Per tutti questi servizi i ragazzi si devono appoggiare al Martino Martini. Per le due ore di educazione fisica bisogna tornare nella palestra dell’edificio centrale. L’unica nota positiva è che il tragitto implica di per se stesso l’attività fisica. Il tempo è stato così ottimizzato.

Molti ragazzi, soprattutto coloro che si apprestano a frequentare la prima Scienze Umane, sono stati letteralmente delusi.

La scelta del Martino Martini è stata fatta in base a ciò che offre la struttura stessa, piena di servizi e all’avanguardia, e sicuramente nessuno si aspettava di ritrovarsi laggiù. Anche perché le iscrizioni sarebbero crollate.

Alla fine insomma i bei propositi di cominciare il nuovo percorso delle scuole superiori in una struttura moderna e innovativa sono crollati.
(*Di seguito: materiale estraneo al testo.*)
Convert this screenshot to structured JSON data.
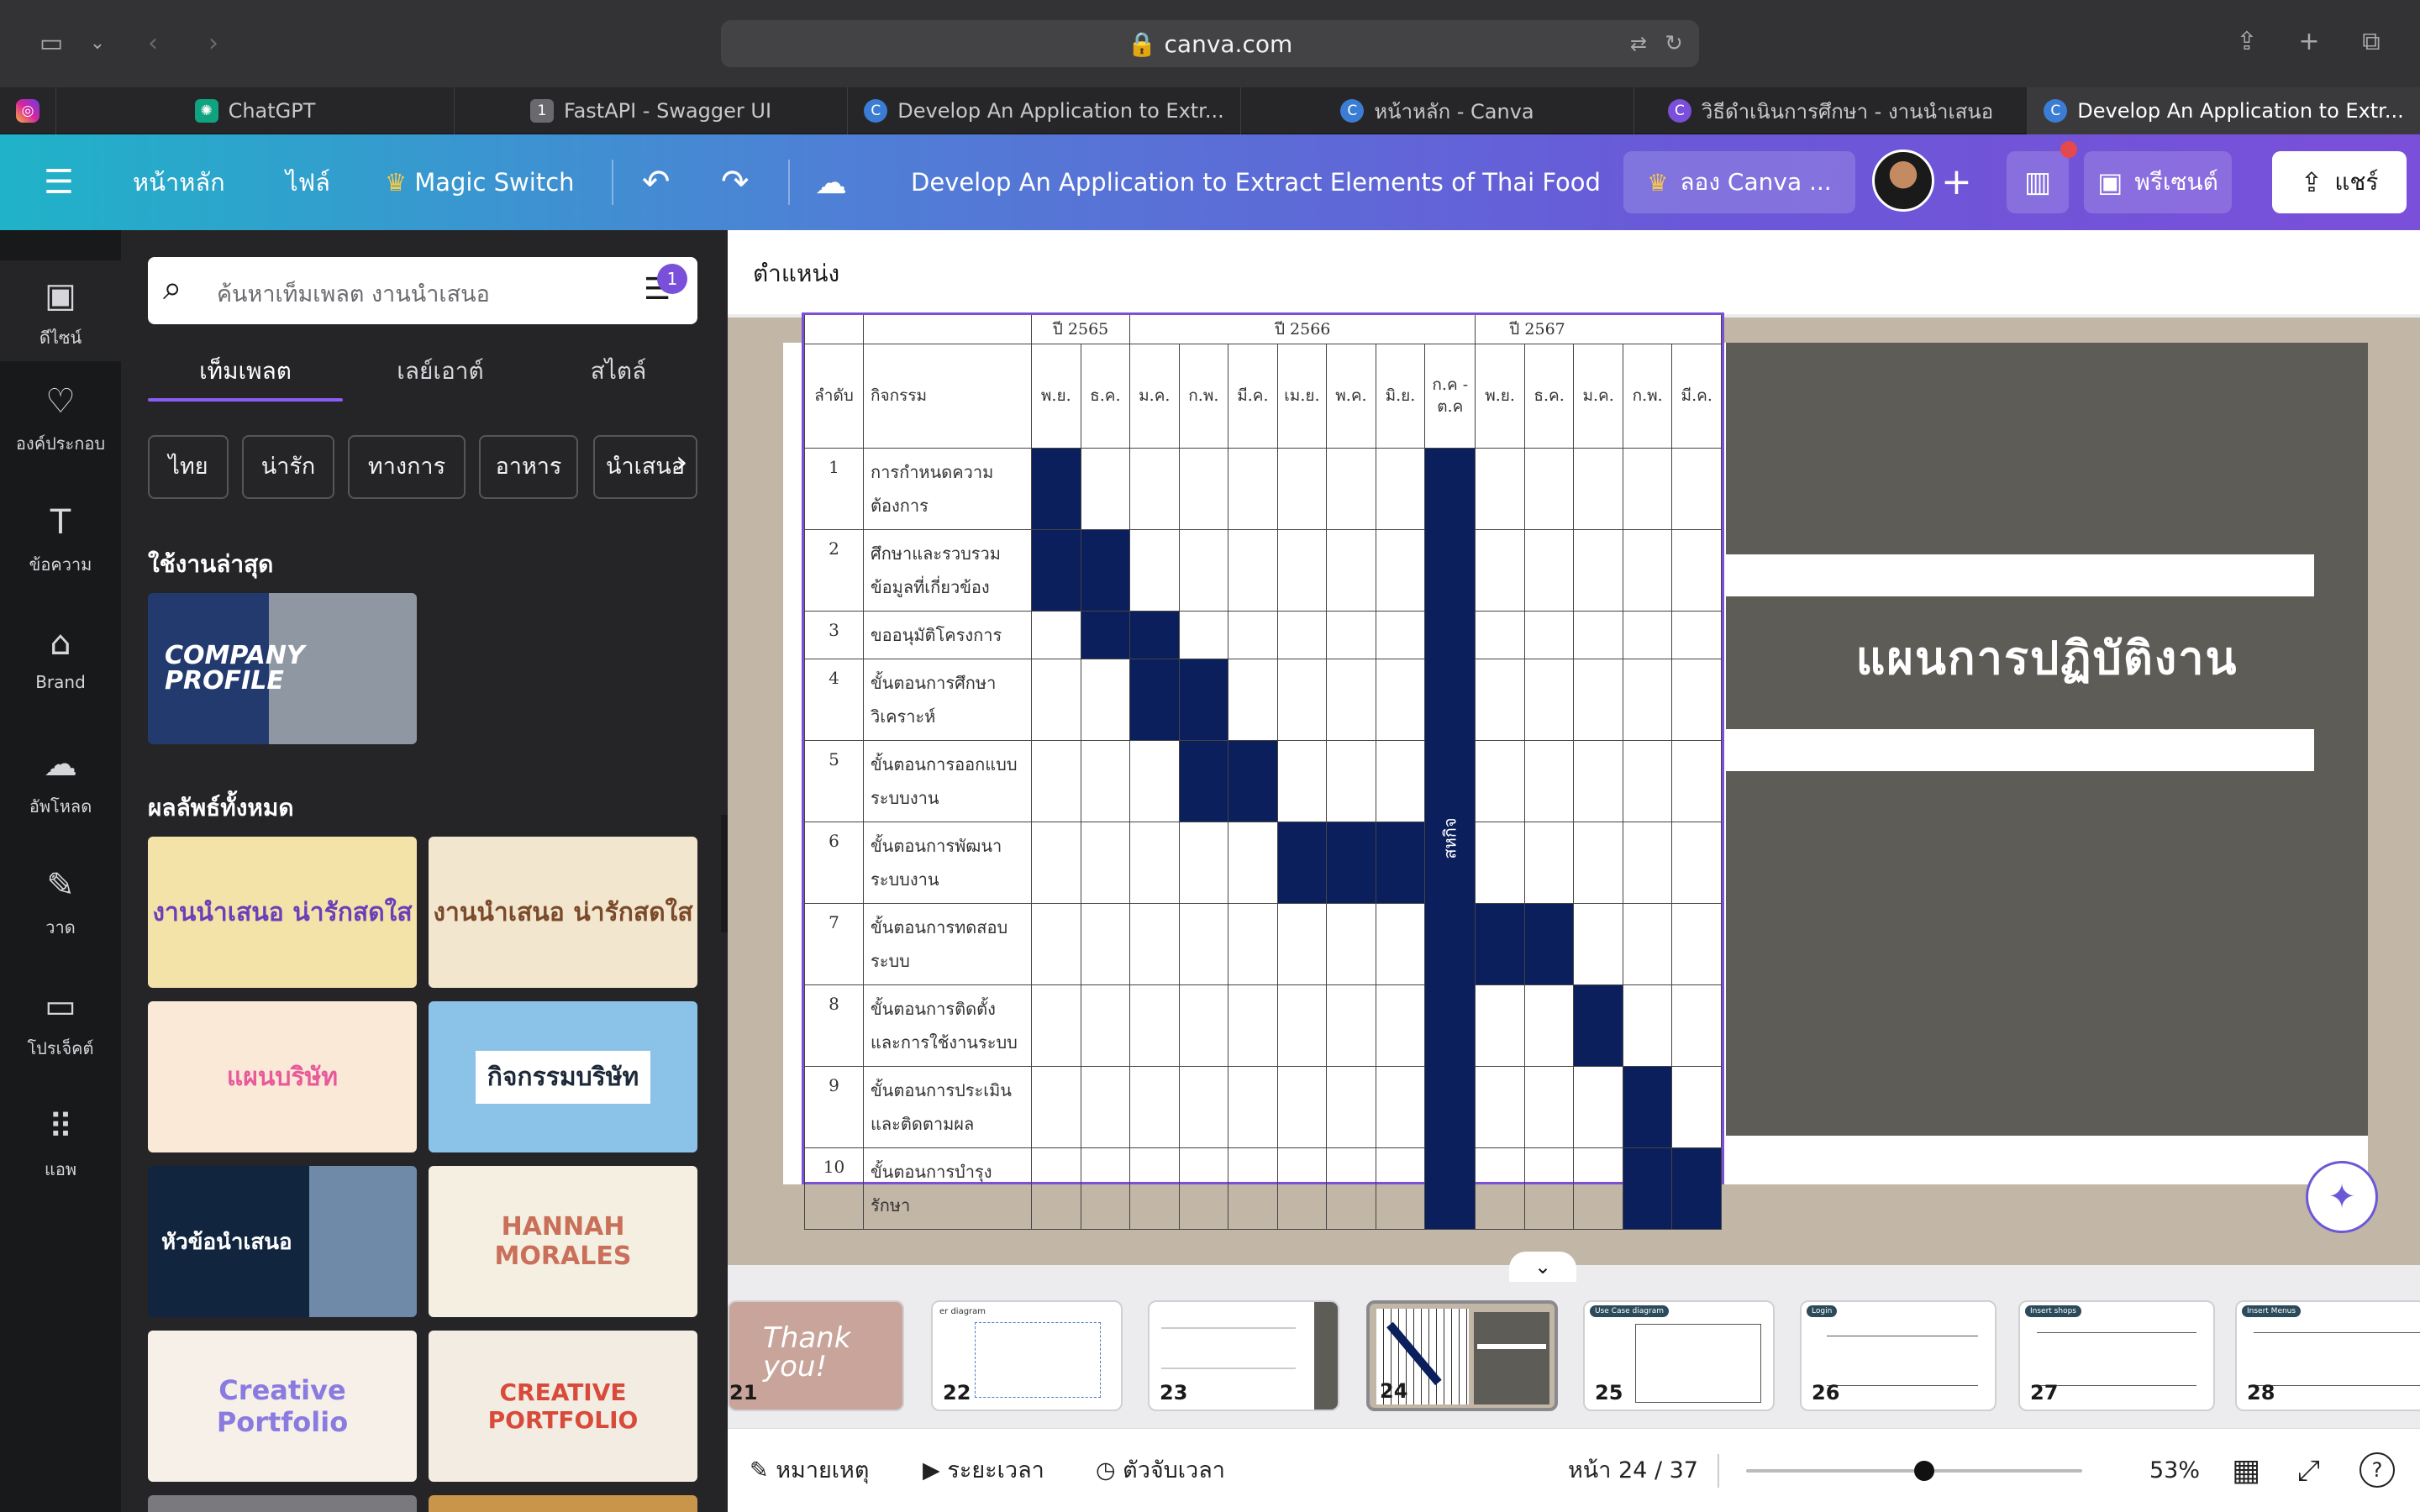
{
  "browser": {
    "url": "canva.com",
    "tabs": [
      {
        "label": "",
        "icon": "instagram-icon"
      },
      {
        "label": "ChatGPT",
        "icon": "chatgpt-icon"
      },
      {
        "label": "FastAPI - Swagger UI",
        "icon": "fastapi-icon"
      },
      {
        "label": "Develop An Application to Extr...",
        "icon": "canva-icon"
      },
      {
        "label": "หน้าหลัก - Canva",
        "icon": "canva-icon"
      },
      {
        "label": "วิธีดำเนินการศึกษา - งานนำเสนอ",
        "icon": "canva-icon"
      },
      {
        "label": "Develop An Application to Extr...",
        "icon": "canva-icon"
      }
    ]
  },
  "header": {
    "home": "หน้าหลัก",
    "file": "ไฟล์",
    "magic_switch": "Magic Switch",
    "doc_title": "Develop An Application to Extract Elements of Thai Food ...",
    "try_canva": "ลอง Canva ...",
    "present": "พรีเซนต์",
    "share": "แชร์",
    "accent": "#7a4fd9"
  },
  "rail": {
    "items": [
      {
        "label": "ดีไซน์",
        "icon": "design-icon"
      },
      {
        "label": "องค์ประกอบ",
        "icon": "elements-icon"
      },
      {
        "label": "ข้อความ",
        "icon": "text-icon"
      },
      {
        "label": "Brand",
        "icon": "brand-icon"
      },
      {
        "label": "อัพโหลด",
        "icon": "upload-icon"
      },
      {
        "label": "วาด",
        "icon": "draw-icon"
      },
      {
        "label": "โปรเจ็คต์",
        "icon": "projects-icon"
      },
      {
        "label": "แอพ",
        "icon": "apps-icon"
      }
    ]
  },
  "panel": {
    "search_placeholder": "ค้นหาเท็มเพลต งานนำเสนอ",
    "filter_badge": "1",
    "tabs": [
      "เท็มเพลต",
      "เลย์เอาต์",
      "สไตล์"
    ],
    "chips": [
      "ไทย",
      "น่ารัก",
      "ทางการ",
      "อาหาร",
      "นำเสนอ"
    ],
    "recent_heading": "ใช้งานล่าสุด",
    "recent_thumb": "COMPANY PROFILE",
    "all_heading": "ผลลัพธ์ทั้งหมด",
    "templates": [
      {
        "label": "งานนำเสนอ น่ารักสดใส",
        "bg": "#f3e3a8",
        "fg": "#6a3fb8"
      },
      {
        "label": "งานนำเสนอ น่ารักสดใส",
        "bg": "#f2e6cf",
        "fg": "#7a4a2a"
      },
      {
        "label": "แผนบริษัท",
        "bg": "#fbe9d8",
        "fg": "#e85a9a"
      },
      {
        "label": "กิจกรรมบริษัท",
        "bg": "#8bc2e8",
        "fg": "#1e2a3a"
      },
      {
        "label": "หัวข้อนำเสนอ",
        "bg": "#12253f",
        "fg": "#ffffff"
      },
      {
        "label": "HANNAH MORALES",
        "bg": "#f4efe0",
        "fg": "#c96f5a"
      },
      {
        "label": "Creative Portfolio",
        "bg": "#f6f0e8",
        "fg": "#8a7be0"
      },
      {
        "label": "CREATIVE PORTFOLIO",
        "bg": "#f3ece2",
        "fg": "#d84a3a"
      }
    ]
  },
  "canvas": {
    "position_label": "ตำแหน่ง",
    "slide_title": "แผนการปฏิบัติงาน",
    "gantt": {
      "years": [
        "ปี 2565",
        "ปี 2566",
        "ปี 2567"
      ],
      "col_order": "ลำดับ",
      "col_activity": "กิจกรรม",
      "months": [
        "พ.ย.",
        "ธ.ค.",
        "ม.ค.",
        "ก.พ.",
        "มี.ค.",
        "เม.ย.",
        "พ.ค.",
        "มิ.ย.",
        "ก.ค - ต.ค",
        "พ.ย.",
        "ธ.ค.",
        "ม.ค.",
        "ก.พ.",
        "มี.ค."
      ],
      "internship": "สหกิจ",
      "rows": [
        {
          "no": "1",
          "activity": "การกำหนดความต้องการ",
          "fill": [
            0
          ]
        },
        {
          "no": "2",
          "activity": "ศึกษาและรวบรวมข้อมูลที่เกี่ยวข้อง",
          "fill": [
            0,
            1
          ]
        },
        {
          "no": "3",
          "activity": "ขออนุมัติโครงการ",
          "fill": [
            1,
            2
          ]
        },
        {
          "no": "4",
          "activity": "ขั้นตอนการศึกษาวิเคราะห์",
          "fill": [
            2,
            3
          ]
        },
        {
          "no": "5",
          "activity": "ขั้นตอนการออกแบบระบบงาน",
          "fill": [
            3,
            4
          ]
        },
        {
          "no": "6",
          "activity": "ขั้นตอนการพัฒนาระบบงาน",
          "fill": [
            5,
            6,
            7
          ]
        },
        {
          "no": "7",
          "activity": "ขั้นตอนการทดสอบระบบ",
          "fill": [
            9,
            10
          ]
        },
        {
          "no": "8",
          "activity": "ขั้นตอนการติดตั้งและการใช้งานระบบ",
          "fill": [
            11
          ]
        },
        {
          "no": "9",
          "activity": "ขั้นตอนการประเมินและติดตามผล",
          "fill": [
            12
          ]
        },
        {
          "no": "10",
          "activity": "ขั้นตอนการบำรุงรักษา",
          "fill": [
            12,
            13
          ]
        }
      ]
    }
  },
  "filmstrip": {
    "pages": [
      {
        "num": "21",
        "label": "Thank you!"
      },
      {
        "num": "22",
        "label": "er diagram"
      },
      {
        "num": "23",
        "label": ""
      },
      {
        "num": "24",
        "label": ""
      },
      {
        "num": "25",
        "label": "Use Case diagram"
      },
      {
        "num": "26",
        "label": "Login"
      },
      {
        "num": "27",
        "label": "Insert shops"
      },
      {
        "num": "28",
        "label": "Insert Menus"
      }
    ]
  },
  "bottombar": {
    "notes": "หมายเหตุ",
    "duration": "ระยะเวลา",
    "timer": "ตัวจับเวลา",
    "page": "หน้า 24 / 37",
    "zoom": "53%",
    "zoom_level_fraction": 0.53
  }
}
Mezzolombardo non sta sicuramente con le mani in mano. Konrad Vedovelli, esponente del consiglio comunale e a capo del gruppo consiliare “Mezzolombardo, partecipa!” prende la parola e si schiera a favore dei genitori e dei ragazzi:”Non è giusto. Capisco quanto richiesto dai genitori, che hanno iscritto i loro figli in una scuola pensando di avere a disposizione una determinata struttura, e invece un intero corso si ritrova in una struttura che è vecchia.

Noi in concreto abbiamo depositato una mozione (qui l’articolo in dettaglio) che verrà discussa martedì, ma non solo. Insieme a tutti i consiglieri comunali di minoranza (Corrado Aldrighetti, Luca Girardi, Paolo Mazzoni, Luigi Rossi e Danilo Viola) abbiamo presentato un’opposizione alla delibera di giunta (qui l’articolo in dettaglio).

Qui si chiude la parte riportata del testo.